Sabtu, 20 April, 2024

Mendikbud Bisa ‘Gercep’ Soal Seragam, Tapi Lambat Urus Guru Honorer

P2G meminta pemerintah segera terbitkan SKB Tiga Menteri soal Guru Honorer

MONITOR, Jakarta – Perhimpunan Pendidikan dan Guru (P2G) meminta agar pemerintah menerbitkan Surat Keputusan Bersama (SKB) Tiga Menteri untuk melindungi guru honorer dari praktik diskriminatif di sekolah.

“SKB ini dibutuhkan agar para guru, khususnya Non-ASN (Aparatur Sipil Negara) dan honorer tetap mendapatkan perhatian lebih dari negara,” ungkap Kepala Bidang Advokasi P2G, Iman Zanatul Haeri, dalam keterangan tertulisnya, Jakarta, Senin (15/2/2021).

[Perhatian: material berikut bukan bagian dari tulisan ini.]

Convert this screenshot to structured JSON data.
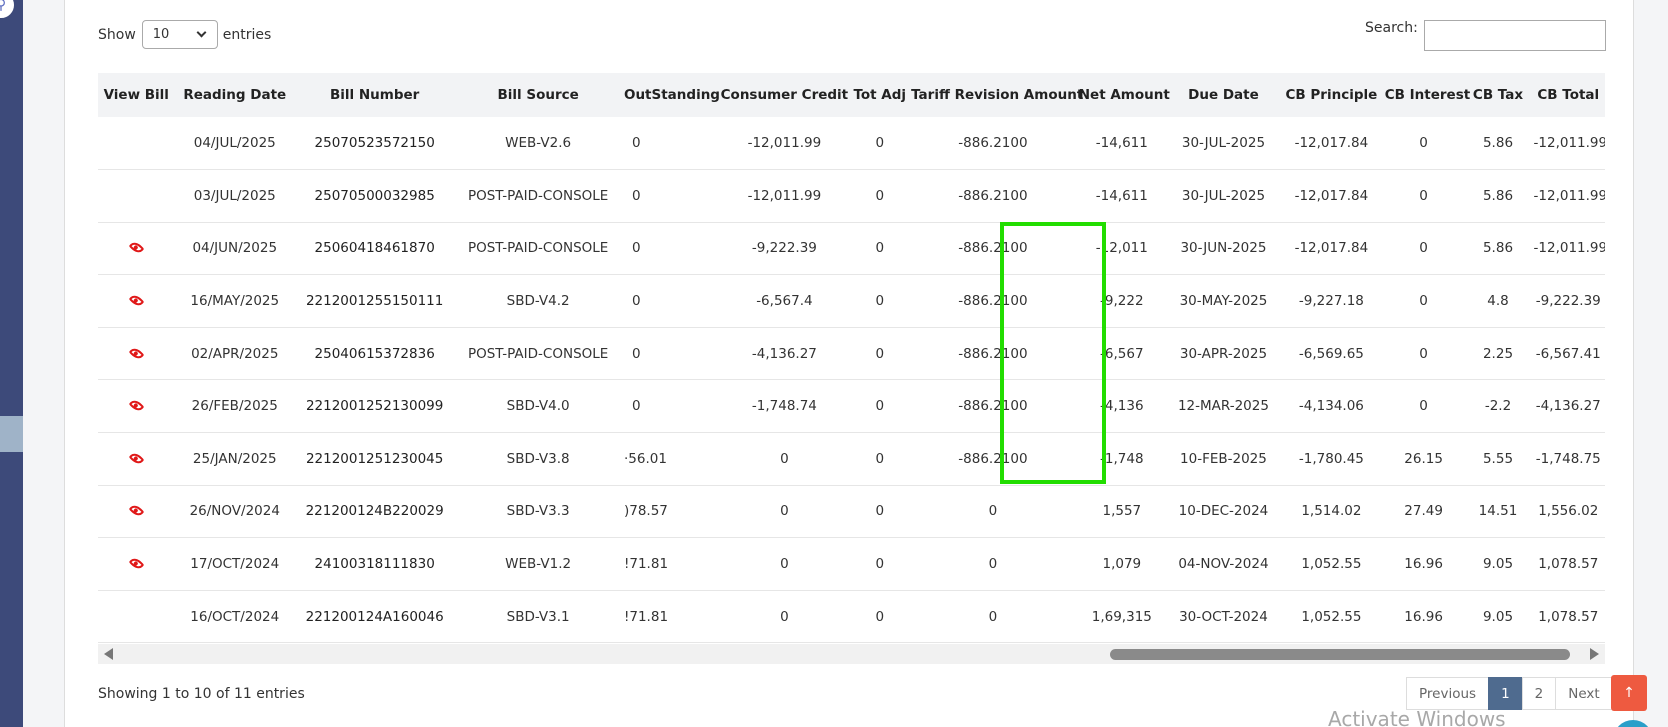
{
  "controls": {
    "show_label": "Show",
    "length_value": "10",
    "entries_label": "entries",
    "search_label": "Search:",
    "search_value": ""
  },
  "table": {
    "headers": [
      "View Bill",
      "Reading Date",
      "Bill Number",
      "Bill Source",
      "OutStanding",
      "Consumer Credit",
      "Tot Adj",
      "Tariff Revision Amount",
      "Net Amount",
      "Due Date",
      "CB Principle",
      "CB Interest",
      "CB Tax",
      "CB Total"
    ],
    "rows": [
      {
        "view": false,
        "reading_date": "04/JUL/2025",
        "bill_number": "25070523572150",
        "bill_source": "WEB-V2.6",
        "outstanding": "0",
        "consumer_credit": "-12,011.99",
        "tot_adj": "0",
        "tariff_revision": "-886.2100",
        "net_amount": "-14,611",
        "due_date": "30-JUL-2025",
        "cb_principle": "-12,017.84",
        "cb_interest": "0",
        "cb_tax": "5.86",
        "cb_total": "-12,011.99"
      },
      {
        "view": false,
        "reading_date": "03/JUL/2025",
        "bill_number": "25070500032985",
        "bill_source": "POST-PAID-CONSOLE",
        "outstanding": "0",
        "consumer_credit": "-12,011.99",
        "tot_adj": "0",
        "tariff_revision": "-886.2100",
        "net_amount": "-14,611",
        "due_date": "30-JUL-2025",
        "cb_principle": "-12,017.84",
        "cb_interest": "0",
        "cb_tax": "5.86",
        "cb_total": "-12,011.99"
      },
      {
        "view": true,
        "reading_date": "04/JUN/2025",
        "bill_number": "25060418461870",
        "bill_source": "POST-PAID-CONSOLE",
        "outstanding": "0",
        "consumer_credit": "-9,222.39",
        "tot_adj": "0",
        "tariff_revision": "-886.2100",
        "net_amount": "-12,011",
        "due_date": "30-JUN-2025",
        "cb_principle": "-12,017.84",
        "cb_interest": "0",
        "cb_tax": "5.86",
        "cb_total": "-12,011.99"
      },
      {
        "view": true,
        "reading_date": "16/MAY/2025",
        "bill_number": "2212001255150111",
        "bill_source": "SBD-V4.2",
        "outstanding": "0",
        "consumer_credit": "-6,567.4",
        "tot_adj": "0",
        "tariff_revision": "-886.2100",
        "net_amount": "-9,222",
        "due_date": "30-MAY-2025",
        "cb_principle": "-9,227.18",
        "cb_interest": "0",
        "cb_tax": "4.8",
        "cb_total": "-9,222.39"
      },
      {
        "view": true,
        "reading_date": "02/APR/2025",
        "bill_number": "25040615372836",
        "bill_source": "POST-PAID-CONSOLE",
        "outstanding": "0",
        "consumer_credit": "-4,136.27",
        "tot_adj": "0",
        "tariff_revision": "-886.2100",
        "net_amount": "-6,567",
        "due_date": "30-APR-2025",
        "cb_principle": "-6,569.65",
        "cb_interest": "0",
        "cb_tax": "2.25",
        "cb_total": "-6,567.41"
      },
      {
        "view": true,
        "reading_date": "26/FEB/2025",
        "bill_number": "2212001252130099",
        "bill_source": "SBD-V4.0",
        "outstanding": "0",
        "consumer_credit": "-1,748.74",
        "tot_adj": "0",
        "tariff_revision": "-886.2100",
        "net_amount": "-4,136",
        "due_date": "12-MAR-2025",
        "cb_principle": "-4,134.06",
        "cb_interest": "0",
        "cb_tax": "-2.2",
        "cb_total": "-4,136.27"
      },
      {
        "view": true,
        "reading_date": "25/JAN/2025",
        "bill_number": "2212001251230045",
        "bill_source": "SBD-V3.8",
        "outstanding": "·56.01",
        "consumer_credit": "0",
        "tot_adj": "0",
        "tariff_revision": "-886.2100",
        "net_amount": "-1,748",
        "due_date": "10-FEB-2025",
        "cb_principle": "-1,780.45",
        "cb_interest": "26.15",
        "cb_tax": "5.55",
        "cb_total": "-1,748.75"
      },
      {
        "view": true,
        "reading_date": "26/NOV/2024",
        "bill_number": "221200124B220029",
        "bill_source": "SBD-V3.3",
        "outstanding": ")78.57",
        "consumer_credit": "0",
        "tot_adj": "0",
        "tariff_revision": "0",
        "net_amount": "1,557",
        "due_date": "10-DEC-2024",
        "cb_principle": "1,514.02",
        "cb_interest": "27.49",
        "cb_tax": "14.51",
        "cb_total": "1,556.02"
      },
      {
        "view": true,
        "reading_date": "17/OCT/2024",
        "bill_number": "24100318111830",
        "bill_source": "WEB-V1.2",
        "outstanding": "!71.81",
        "consumer_credit": "0",
        "tot_adj": "0",
        "tariff_revision": "0",
        "net_amount": "1,079",
        "due_date": "04-NOV-2024",
        "cb_principle": "1,052.55",
        "cb_interest": "16.96",
        "cb_tax": "9.05",
        "cb_total": "1,078.57"
      },
      {
        "view": false,
        "reading_date": "16/OCT/2024",
        "bill_number": "221200124A160046",
        "bill_source": "SBD-V3.1",
        "outstanding": "!71.81",
        "consumer_credit": "0",
        "tot_adj": "0",
        "tariff_revision": "0",
        "net_amount": "1,69,315",
        "due_date": "30-OCT-2024",
        "cb_principle": "1,052.55",
        "cb_interest": "16.96",
        "cb_tax": "9.05",
        "cb_total": "1,078.57"
      }
    ]
  },
  "footer": {
    "info": "Showing 1 to 10 of 11 entries",
    "previous": "Previous",
    "pages": [
      "1",
      "2"
    ],
    "active_page": "1",
    "next": "Next",
    "watermark": "Activate Windows"
  },
  "icons": {
    "view": "eye-icon",
    "scroll_top": "arrow-up-icon",
    "search": "search-icon"
  },
  "colors": {
    "highlight_border": "#22dd00",
    "view_icon": "#e01818",
    "active_page": "#4f6b8f",
    "top_button": "#ee5a40"
  }
}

Iman menyebutkan, praktik diskriminatif tidak hanya sering terjadi menimpa guru honorer, tetapi juga menimpa guru tetap yayasan/madrasah swasta, misalnya saja pemberhentian sebagai guru tetap secara sepihak oleh pihak sekolah/yayasan/madrasah.

Iman mengatakan, regulasi Kemendikbud selama ini lebih mengatur para guru ASN yang notabenenya adalah pegawai negeri dan milik pemerintah daerah (pemda). Sedangkan para guru swasta, menurut Iman, seperti tidak memiliki ‘orang tua’ dan perhatian dari negara. Padahal tugasnya sama, yakni mencerdaskan kehidupan bangsa.

- Advertisement -

“Mas Menteri (Pendidikan dan Kebudayaan/Mendikbud) hendaknya gerak cepat juga menuntaskan nasib guru Non-ASN ini. Untuk urusan SKB seragam sekolah bisa gercep (gerak cepat), tapi urusan guru honorer masih agak lambat,” katanya.

Untuk itu, lanjut Iman, P2G meminta Kemendikbud dan pemda segera menyelesaikan persoalan kesejahteraan guru honorer. Sebab semua persoalan ini diakibatkan tidak adanya kepastian nasib guru honorer oleh pemda yang sering abai.

Ketua P2G Kabupaten Bandung Barat, Adhi Kurnia, menilai bahwa pemda dan Kemendikbud tidak serius dalam menuntaskan persoalan kesejahteraan guru honorer. Marginalisasi terhadap guru honorer di daerah selalu terjadi hingga sekarang.

“Saya berharap dikotomi dan bentuk-bentuk marginalisasi dunia pendidikan tak terjadi lagi. Para kepala sekolah dan kepala daerah juga jangan terlalu sensitif jika guru honorer curhat,” ujarnya.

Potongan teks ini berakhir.